Me: “Yes! That was us! How do you remember that?”
Lloyd: “I know when someone comes knocking on my door at 9:30 PM at night that it can’t be good news.”
Me: “Oh. Did we do that? Sorry.”
I apparently ordered my husband to hunt around the campground and disturb other campers to see if they had diapers last year. A lovely mom named Tanya remembered the incident too. Oops.
What a difference a year makes.
Most people raise their eyebrows in surprise when I tell them my husband runs ultramarathons. I usually make some joke about his insanity or something like that, but the truth is, I can kind of see his point of view (well, without the running an ultramarathon part, anyway). I like the runs because they are very casual, natural, generally family-oriented affairs. There were gaggles of children playing around at the RV campground and the town park, which was the finish line. There is a sense of community where total strangers are at ease looking after your kids for 5 minutes while you go to the bathroom. Spouses of runners keep tabs on other runners and report back in case someone missed their person at an aid station. Not to mention, most of these races take place in beautiful surroundings. I took the kids fishing, we saw a moose, and we went for a hike along the lakes.

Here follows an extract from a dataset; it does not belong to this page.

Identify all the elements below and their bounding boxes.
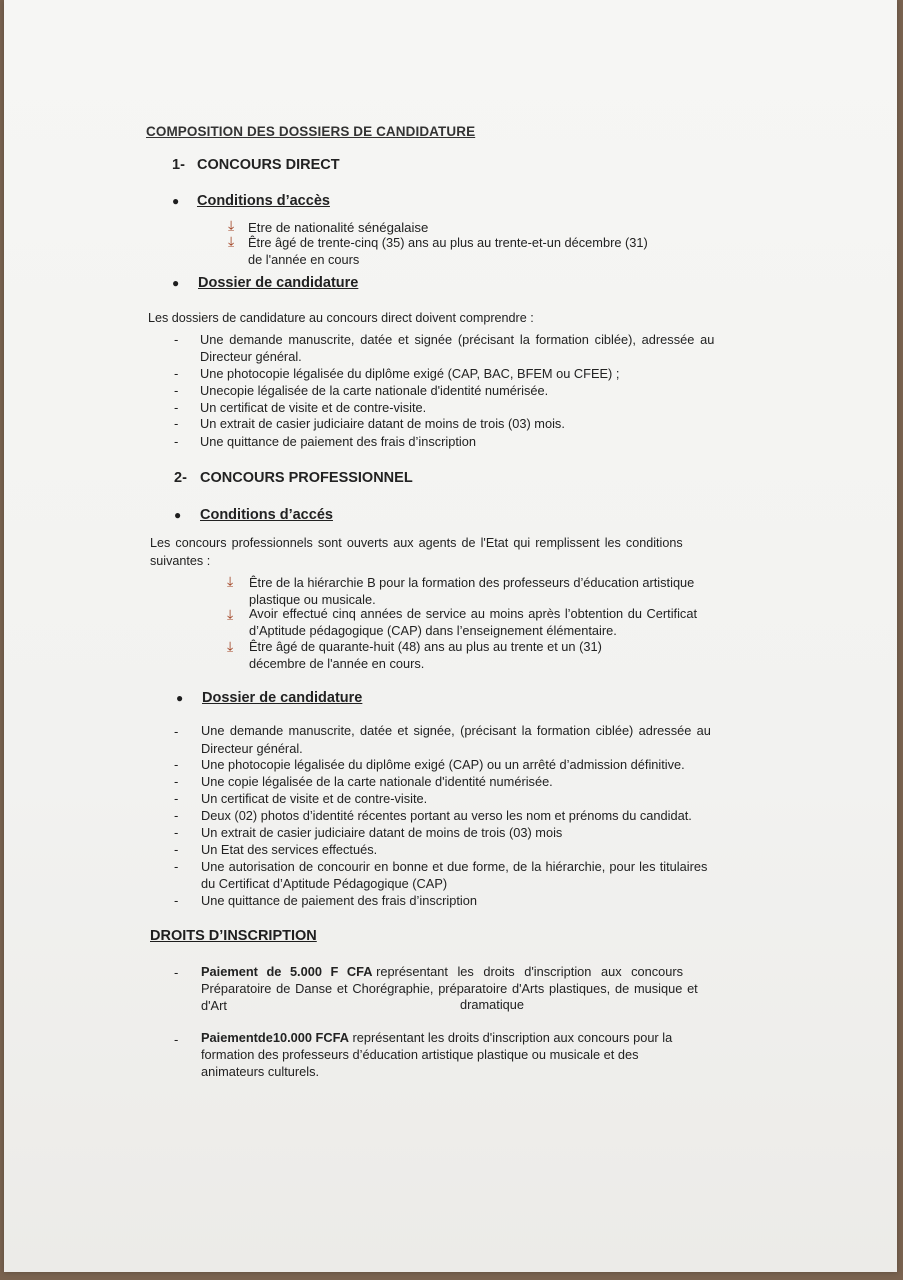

Can you think of a better way to spend a weekend? Neither can I. Fortunately, I don’t have to get up at the crack of dawn, pound a trail for 50 miles through lovely but smoky surroundings, up and down, and up and down, and up again. My husband remarked that at 30 miles in this race, you feel like you should be done.
What a difference a year makes.
Last year, I was still filled with bitterness and resentment about the amount of time ultrarunning demanded from the hubby’s life. I realize now that running makes him a better person when he comes home, and our time is about quality, not quantity. I am able to see that because I feel the same way about exercise and competition as he does. It’s something that makes me a better person to be around- happier, calmer, and more capable of tackling problems head on instead of stressing out and feeling overwhelmed. A year ago, I just didn’t know it.
I know that many people say they are too busy to work out, or to tackle a difficult or worthwhile goal (which may or may not be competition-related), but fulfilling ourselves makes us better people for our kids and our significant others. I am inspired by those that rise at ridiculous hours or my husband, who runs late into the night after the kids go to bed. You can make it happen, and for those that make it happen, I want to know: How do you find time to accomplish your goals or fit in that extra hour for working out?